In 2019, newspapers reported that an estimated 13,000 women in Maharashtra’s Beed district had undergone hysterectomies to avoid the discomfort of working on sugarcane plantations while menstruating.

A government committee that inquired into the reasons for these mass hysterectomies concluded that they resulted from the absence of menstrual hygiene facilities and toilets and the lack of awareness about women’s health.

That incident is a reminder that instituting paid menstrual leave for all working women could be one of the most significant steps that policy makers could take to recognise the challenges that many women face at work during those painful, uneasy days every month. Menstrual leave would give them the option to take leave without pay being deducted.

Advocates of the policy say paid leave must be provided to working menstruating women because their bodily condition requires relief. But opponents argue that menstrual leave would lead to women being stereotyped as weaker, less productive and that it would lead to discrimination due to the biologically determined aspect of being woman. They suggest that sick leave or medical leave should be sufficient to cover any bodily discomforts caused by menstruation.

Workplaces often fail to understand the biological process of menstruation.
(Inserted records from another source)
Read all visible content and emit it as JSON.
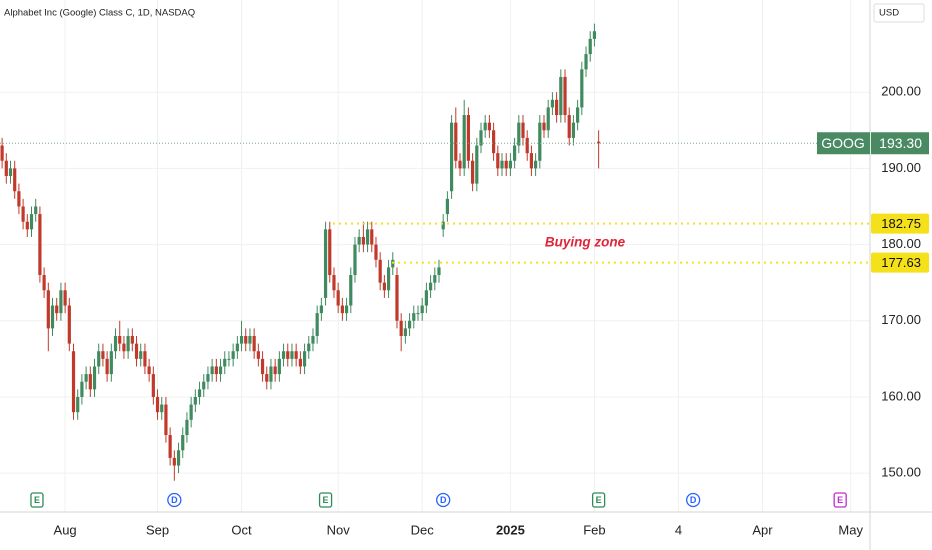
{
  "chart_data": {
    "type": "candlestick",
    "title": "Alphabet Inc (Google) Class C, 1D, NASDAQ",
    "currency": "USD",
    "up_color": "#3f8a5e",
    "down_color": "#c0392b",
    "grid": true,
    "xlim": [
      -0.5,
      206.6
    ],
    "ylim": [
      144.9,
      212.1
    ],
    "xticks": [
      {
        "value": 15,
        "label": "Aug"
      },
      {
        "value": 37,
        "label": "Sep"
      },
      {
        "value": 57,
        "label": "Oct"
      },
      {
        "value": 80,
        "label": "Nov"
      },
      {
        "value": 100,
        "label": "Dec"
      },
      {
        "value": 121,
        "label": "2025"
      },
      {
        "value": 141,
        "label": "Feb"
      },
      {
        "value": 161,
        "label": "4"
      },
      {
        "value": 181,
        "label": "Apr"
      },
      {
        "value": 202,
        "label": "May"
      }
    ],
    "yticks": [
      {
        "value": 150,
        "label": "150.00"
      },
      {
        "value": 160,
        "label": "160.00"
      },
      {
        "value": 170,
        "label": "170.00"
      },
      {
        "value": 180,
        "label": "180.00"
      },
      {
        "value": 190,
        "label": "190.00"
      },
      {
        "value": 200,
        "label": "200.00"
      }
    ],
    "open": [
      193,
      191,
      189,
      190,
      187,
      185,
      183,
      182,
      184,
      184,
      176,
      174,
      169,
      172,
      171,
      174,
      172,
      166,
      158,
      160,
      162,
      163,
      161,
      164,
      166,
      165,
      163,
      166,
      168,
      167,
      166,
      168,
      167,
      165,
      166,
      164,
      163,
      160,
      158,
      159,
      155,
      152,
      151,
      153,
      155,
      157,
      159,
      160,
      161,
      162,
      163,
      164,
      163,
      164,
      165,
      165,
      166,
      167,
      168,
      167,
      168,
      166,
      165,
      163,
      162,
      164,
      163,
      165,
      166,
      165,
      166,
      165,
      164,
      166,
      167,
      168,
      171,
      173,
      182,
      176,
      174,
      172,
      171,
      172,
      176,
      180,
      181,
      180,
      182,
      180,
      178,
      175,
      174,
      177,
      176,
      170,
      168,
      169,
      170,
      171,
      171,
      172,
      174,
      175,
      176,
      182,
      184,
      187,
      196,
      191,
      190,
      197,
      191,
      188,
      193,
      195,
      196,
      195,
      192,
      190,
      191,
      190,
      191,
      193,
      196,
      194,
      192,
      190,
      191,
      196,
      195,
      198,
      199,
      197,
      202,
      197,
      194,
      196,
      198,
      203,
      205,
      207,
      193.5
    ],
    "high": [
      194,
      192,
      191,
      191,
      188,
      186,
      184,
      185,
      186,
      185,
      177,
      175,
      173,
      173,
      175,
      175,
      173,
      167,
      161,
      163,
      164,
      164,
      165,
      167,
      167,
      166,
      167,
      169,
      170,
      168,
      169,
      169,
      168,
      167,
      167,
      165,
      164,
      161,
      160,
      160,
      156,
      153,
      154,
      156,
      158,
      160,
      161,
      162,
      163,
      164,
      165,
      165,
      165,
      166,
      166,
      167,
      168,
      170,
      169,
      169,
      169,
      167,
      166,
      164,
      165,
      165,
      166,
      167,
      167,
      167,
      167,
      166,
      167,
      168,
      169,
      172,
      173,
      183,
      183,
      177,
      175,
      173,
      173,
      177,
      181,
      182,
      183,
      183,
      183,
      181,
      179,
      176,
      178,
      179,
      177,
      171,
      170,
      171,
      172,
      172,
      173,
      175,
      176,
      177,
      178,
      184,
      187,
      197,
      198,
      192,
      199,
      198,
      192,
      194,
      196,
      197,
      197,
      196,
      193,
      192,
      192,
      192,
      194,
      197,
      197,
      195,
      193,
      192,
      197,
      197,
      199,
      200,
      200,
      203,
      203,
      198,
      197,
      199,
      204,
      206,
      208,
      209,
      195
    ],
    "low": [
      190,
      188,
      188,
      186,
      184,
      182,
      181,
      181,
      183,
      175,
      173,
      166,
      168,
      170,
      170,
      171,
      166,
      157,
      157,
      159,
      161,
      160,
      160,
      163,
      164,
      162,
      162,
      165,
      166,
      165,
      165,
      166,
      164,
      164,
      163,
      162,
      159,
      157,
      157,
      154,
      151,
      149,
      150,
      152,
      154,
      156,
      158,
      159,
      160,
      161,
      162,
      162,
      162,
      163,
      164,
      164,
      165,
      166,
      166,
      166,
      165,
      164,
      162,
      161,
      161,
      162,
      162,
      164,
      164,
      164,
      164,
      163,
      163,
      165,
      166,
      167,
      170,
      172,
      175,
      173,
      171,
      170,
      170,
      171,
      175,
      179,
      179,
      179,
      179,
      177,
      174,
      173,
      173,
      176,
      169,
      166,
      167,
      168,
      169,
      170,
      170,
      171,
      173,
      174,
      175,
      181,
      183,
      186,
      190,
      189,
      189,
      190,
      187,
      187,
      192,
      194,
      194,
      191,
      189,
      189,
      189,
      189,
      190,
      192,
      193,
      191,
      189,
      189,
      190,
      194,
      194,
      197,
      196,
      196,
      196,
      193,
      193,
      195,
      197,
      202,
      204,
      206,
      190
    ],
    "close": [
      191,
      189,
      190,
      187,
      185,
      183,
      182,
      184,
      185,
      176,
      174,
      169,
      172,
      171,
      174,
      172,
      167,
      158,
      160,
      162,
      163,
      161,
      164,
      166,
      165,
      163,
      166,
      168,
      167,
      166,
      168,
      167,
      165,
      166,
      164,
      163,
      160,
      158,
      159,
      155,
      152,
      151,
      153,
      155,
      157,
      159,
      160,
      161,
      162,
      163,
      164,
      163,
      164,
      165,
      165,
      166,
      167,
      168,
      167,
      168,
      166,
      165,
      163,
      162,
      164,
      163,
      165,
      166,
      165,
      166,
      165,
      164,
      166,
      167,
      168,
      171,
      172,
      182,
      176,
      174,
      172,
      171,
      172,
      176,
      180,
      181,
      180,
      182,
      180,
      178,
      175,
      174,
      177,
      178,
      170,
      168,
      169,
      170,
      171,
      171,
      172,
      174,
      175,
      176,
      177,
      183,
      186,
      196,
      191,
      190,
      197,
      191,
      188,
      193,
      195,
      196,
      195,
      192,
      190,
      191,
      190,
      191,
      193,
      196,
      194,
      192,
      190,
      191,
      196,
      195,
      198,
      199,
      197,
      202,
      197,
      194,
      196,
      198,
      203,
      205,
      207,
      208,
      193.3
    ],
    "last_price": {
      "name": "GOOG",
      "value": 193.3,
      "label": "193.30",
      "color": "#4a8a63"
    },
    "levels": [
      {
        "value": 182.75,
        "label": "182.75"
      },
      {
        "value": 177.63,
        "label": "177.63"
      }
    ],
    "level_color": "#f5e11a",
    "annotation": "Buying zone",
    "events": [
      {
        "label": "E",
        "x": 8.3,
        "color": "#2e8b57"
      },
      {
        "label": "D",
        "x": 41,
        "color": "#2962ff"
      },
      {
        "label": "E",
        "x": 77,
        "color": "#2e8b57"
      },
      {
        "label": "D",
        "x": 105,
        "color": "#2962ff"
      },
      {
        "label": "E",
        "x": 142,
        "color": "#2e8b57"
      },
      {
        "label": "D",
        "x": 164.5,
        "color": "#2962ff"
      },
      {
        "label": "E",
        "x": 199.5,
        "color": "#c02bd1"
      }
    ]
  }
}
Not all women can put on a strong face and endure the pain to show up at work when they are having their periods. The mood swings and physical weakness that many experience during their periods are not imaginary.

One of the challenges of instituting a menstrual leave policy is the misogyny and a culture of apathy at workplaces: work cultures fail to empathise with women colleagues for the discomfort caused due to menstruation.

For universal acceptance of a paid menstrual leave policy, it is essential to create a space for conversations about “menstrual positivity at work”.

Labour laws in India like the ones in the Factories Act, 1948 and the Mines Act 1952 do provide some relief to women workers. For instance, women are not supposed to be involved in heavy machinery work and are prohibited from working in underground mines. These provisions have been included because heavy labour could harm women’s reproductive health. Given that this recognition already exists, why can’t Indian labour laws engage with the arguments about menstruation, which is also part of the reproductive identity?

In 1979, feminist Gloria Steinem’s essay “If Men Could Menstruate” in Ms magazine created an uproar. Four decades later, her central contention remains true. If men could menstruate, employee welfare policies would be different. Labour unions would demand paid recognition of the condition – if this had not already been done by the authorities. The religious and societal stigma in India, and neighbouring South Asian countries, would vanish and be replaced by notions that glorify men’s fertility, endurance and strength. Days off for comfort would not be met with disdain or sexism.

The 2017 Menstrual Benefit Bill presented in Lok Sabha by Ninong Ering, a Congress MLA from Pasighat West in Arunachal Pradesh had proposed that denying menstrual leave to a woman worker should be criminalised.

But the point that tends to get missed is that menstrual leave is not just about allowing or disallowing relief to a worker but also about ensuring an atmosphere at the workplace that recognises and accepts menstruation. That would include subsidised accessibility to menstruation products, reproductive health awareness and state-led initiatives to ensure menstrual policies.

Women labour every day, indoors or outdoors. Recognising the right to paid menstrual leave would help create a culture that makes workplaces just and equitable for all workers.


Radhika Jagtap and Sunishtha Moghe are Assistant Professors at Symbiosis Law School, Pune.